Although the scriptwriters are doing their best to cast Amira as a villain, there is a real Islamic bad guy on the block. No, Dr Khan is not an Al-Qaeda sleeper agent but a mischief-maker par excellence. For some unfathomable reason is now seeking to split up Syed and Christian, or maybe it is not so unfathomable if one reads the Holy Qur'an as a good Moslem like Dr Khan obviously does. Oh, these poor people, if only they would be more like us, chill out with a few beers, and as for homosexuals, why don't they let them get on with it as long as they don't do it in the street and frighten the horses?
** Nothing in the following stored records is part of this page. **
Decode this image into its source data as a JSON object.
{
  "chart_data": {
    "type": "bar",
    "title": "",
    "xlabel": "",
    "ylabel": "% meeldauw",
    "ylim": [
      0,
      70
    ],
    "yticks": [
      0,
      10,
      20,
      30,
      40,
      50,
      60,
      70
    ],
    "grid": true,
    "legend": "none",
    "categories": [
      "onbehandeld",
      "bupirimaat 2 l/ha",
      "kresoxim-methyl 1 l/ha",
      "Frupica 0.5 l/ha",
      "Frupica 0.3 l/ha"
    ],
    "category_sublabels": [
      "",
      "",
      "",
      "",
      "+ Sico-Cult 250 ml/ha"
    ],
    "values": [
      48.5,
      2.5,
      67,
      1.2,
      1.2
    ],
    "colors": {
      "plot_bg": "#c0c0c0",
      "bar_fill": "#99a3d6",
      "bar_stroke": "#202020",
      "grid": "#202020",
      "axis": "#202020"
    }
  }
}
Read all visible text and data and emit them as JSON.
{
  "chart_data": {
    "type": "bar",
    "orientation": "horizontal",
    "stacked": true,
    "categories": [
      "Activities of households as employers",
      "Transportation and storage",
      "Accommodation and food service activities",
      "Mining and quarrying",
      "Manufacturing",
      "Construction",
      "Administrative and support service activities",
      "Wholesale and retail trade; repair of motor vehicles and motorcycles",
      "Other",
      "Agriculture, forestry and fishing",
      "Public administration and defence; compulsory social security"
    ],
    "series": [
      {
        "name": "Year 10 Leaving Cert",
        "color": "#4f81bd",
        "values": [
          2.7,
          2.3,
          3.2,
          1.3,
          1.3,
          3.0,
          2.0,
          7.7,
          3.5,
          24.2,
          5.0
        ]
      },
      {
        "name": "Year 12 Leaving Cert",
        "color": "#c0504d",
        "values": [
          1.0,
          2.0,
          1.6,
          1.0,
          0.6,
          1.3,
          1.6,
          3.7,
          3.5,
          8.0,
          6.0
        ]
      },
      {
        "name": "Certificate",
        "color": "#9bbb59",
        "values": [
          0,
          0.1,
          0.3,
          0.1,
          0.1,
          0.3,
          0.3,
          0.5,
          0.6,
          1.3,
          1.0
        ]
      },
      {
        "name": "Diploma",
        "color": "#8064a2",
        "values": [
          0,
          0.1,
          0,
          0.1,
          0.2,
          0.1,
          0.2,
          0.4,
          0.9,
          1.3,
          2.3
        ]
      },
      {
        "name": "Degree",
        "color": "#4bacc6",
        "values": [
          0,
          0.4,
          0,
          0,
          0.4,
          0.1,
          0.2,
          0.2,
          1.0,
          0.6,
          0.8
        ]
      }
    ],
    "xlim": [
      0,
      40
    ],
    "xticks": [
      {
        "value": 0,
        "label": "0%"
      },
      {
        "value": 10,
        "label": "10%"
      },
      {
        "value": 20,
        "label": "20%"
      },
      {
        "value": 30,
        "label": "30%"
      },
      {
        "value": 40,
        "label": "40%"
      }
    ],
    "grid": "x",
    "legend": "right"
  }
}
Heck, with a bit of good will they might even see the folly of Islamic banking or even abandon Sharia?
Doubtless the conspiratorially minded will read more into these overtly nasty and convoluted plots than is really there, but it is easy to see how for example David Icke might believe that BBC scriptwriters are in the pay of the New World Order, or even the Bilderberg Group itself.
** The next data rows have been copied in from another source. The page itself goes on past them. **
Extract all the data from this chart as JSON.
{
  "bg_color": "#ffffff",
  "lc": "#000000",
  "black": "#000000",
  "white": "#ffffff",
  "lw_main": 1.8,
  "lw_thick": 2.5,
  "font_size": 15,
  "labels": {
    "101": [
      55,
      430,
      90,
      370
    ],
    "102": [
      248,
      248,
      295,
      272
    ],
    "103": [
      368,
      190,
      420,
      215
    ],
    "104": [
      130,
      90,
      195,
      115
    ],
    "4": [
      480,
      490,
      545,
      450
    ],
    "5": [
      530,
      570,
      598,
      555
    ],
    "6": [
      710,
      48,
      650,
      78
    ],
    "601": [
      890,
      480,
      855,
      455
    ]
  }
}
Alas, the BBC have even more sordid plans for Dr Khan than world dictatorship. Having convinced Syed's catamite Christian that Amira may be lying about their daughter's parentage, Christian has brought him a sample of Syed's hair for a DNA taste, which the bad doctor swaps for one of his own before sending it off to the laboratory. This appears to work, as Monday will see Amira branded a liar, but alas, his deception is soon to be uncovered. On the way too is more trouble for Christian as Ben accuses him of doing something no homosexual male should do to a 15 year old boy. Those with longer memories will recall this happened to Christian before, and the truth outed, but will the truth out this time?
Meanwhile, over at Coronation Street, some old faces return, and one of them goes head to head with rapist Frank Foster, who contrary to an earlier assertion here, has not had the charges dropped, but his victim, Carla, is still in a bad place psychologically. Will Frank be unmasked, or will be be able to continue the pretence of a wronged Mr Nice Guy?
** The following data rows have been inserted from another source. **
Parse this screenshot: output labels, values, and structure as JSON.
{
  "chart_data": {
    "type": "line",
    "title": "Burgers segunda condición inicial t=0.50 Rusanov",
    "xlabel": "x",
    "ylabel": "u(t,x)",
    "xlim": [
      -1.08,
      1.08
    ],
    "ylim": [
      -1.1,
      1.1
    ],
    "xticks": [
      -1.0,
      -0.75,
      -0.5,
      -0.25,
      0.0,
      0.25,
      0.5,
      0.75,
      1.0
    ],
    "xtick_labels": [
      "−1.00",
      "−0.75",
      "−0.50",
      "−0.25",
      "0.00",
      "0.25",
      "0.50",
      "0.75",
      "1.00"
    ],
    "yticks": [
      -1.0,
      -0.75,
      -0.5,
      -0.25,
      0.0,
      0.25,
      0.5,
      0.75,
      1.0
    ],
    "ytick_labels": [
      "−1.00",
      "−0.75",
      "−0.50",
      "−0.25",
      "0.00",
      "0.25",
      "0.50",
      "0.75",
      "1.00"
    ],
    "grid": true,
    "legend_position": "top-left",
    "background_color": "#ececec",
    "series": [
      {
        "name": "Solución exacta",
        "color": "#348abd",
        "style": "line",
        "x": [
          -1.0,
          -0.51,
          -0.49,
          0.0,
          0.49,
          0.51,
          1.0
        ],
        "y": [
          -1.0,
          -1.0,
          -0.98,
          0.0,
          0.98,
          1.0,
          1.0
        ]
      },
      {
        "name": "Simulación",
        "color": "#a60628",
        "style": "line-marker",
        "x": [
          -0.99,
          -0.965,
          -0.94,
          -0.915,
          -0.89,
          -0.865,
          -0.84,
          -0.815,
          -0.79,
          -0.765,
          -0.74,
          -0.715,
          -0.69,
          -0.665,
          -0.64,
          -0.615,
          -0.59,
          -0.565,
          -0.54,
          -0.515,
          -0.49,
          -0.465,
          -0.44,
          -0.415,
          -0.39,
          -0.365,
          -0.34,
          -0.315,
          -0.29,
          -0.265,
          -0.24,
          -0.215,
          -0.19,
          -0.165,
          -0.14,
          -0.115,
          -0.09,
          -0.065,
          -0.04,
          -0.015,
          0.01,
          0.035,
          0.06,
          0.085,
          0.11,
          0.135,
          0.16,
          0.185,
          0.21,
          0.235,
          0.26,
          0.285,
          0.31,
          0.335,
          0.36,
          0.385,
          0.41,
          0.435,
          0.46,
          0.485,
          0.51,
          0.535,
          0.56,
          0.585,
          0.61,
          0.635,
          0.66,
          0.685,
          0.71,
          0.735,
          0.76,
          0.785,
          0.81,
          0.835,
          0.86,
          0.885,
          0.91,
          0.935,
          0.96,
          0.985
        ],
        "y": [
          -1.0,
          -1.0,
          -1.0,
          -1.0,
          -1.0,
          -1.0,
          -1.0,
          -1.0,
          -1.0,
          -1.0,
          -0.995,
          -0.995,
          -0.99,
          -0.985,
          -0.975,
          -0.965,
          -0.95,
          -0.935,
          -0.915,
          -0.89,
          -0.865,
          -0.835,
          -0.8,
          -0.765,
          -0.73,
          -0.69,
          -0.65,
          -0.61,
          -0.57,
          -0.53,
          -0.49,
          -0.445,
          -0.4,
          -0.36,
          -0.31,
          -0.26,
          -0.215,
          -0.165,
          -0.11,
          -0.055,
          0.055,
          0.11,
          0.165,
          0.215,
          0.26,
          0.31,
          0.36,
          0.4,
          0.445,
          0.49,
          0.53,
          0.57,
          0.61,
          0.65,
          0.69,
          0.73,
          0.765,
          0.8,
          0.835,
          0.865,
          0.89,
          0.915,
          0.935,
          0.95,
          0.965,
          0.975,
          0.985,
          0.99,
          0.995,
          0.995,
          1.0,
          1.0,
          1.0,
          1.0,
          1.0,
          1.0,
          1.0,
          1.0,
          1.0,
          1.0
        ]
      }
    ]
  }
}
Finally, over in Emmerdale village, consensual sex of a rather unusual kind is on the menu. Lady mechanic Debbie has a daughter by farmhand Andy; young Sarah is suffering from a rare congenital disease which led at first to allegations of child abuse against her current live-in lover, Cameron. An appeal for donors leads nowhere, so she decides the only solution is for the two of them to have another child, which obviously doesn't go down too well with Cameron. Hmm, did somebody mention stem cells? This is certainly novel.
Meanwhile, Moira can't quite make up her mind about Cain, although actions speak louder than words, but how long can this go on? Probably at least until Emmerdale tops the ratings, which with the current goings on in both Coronation Street and EastEnders, might be some time.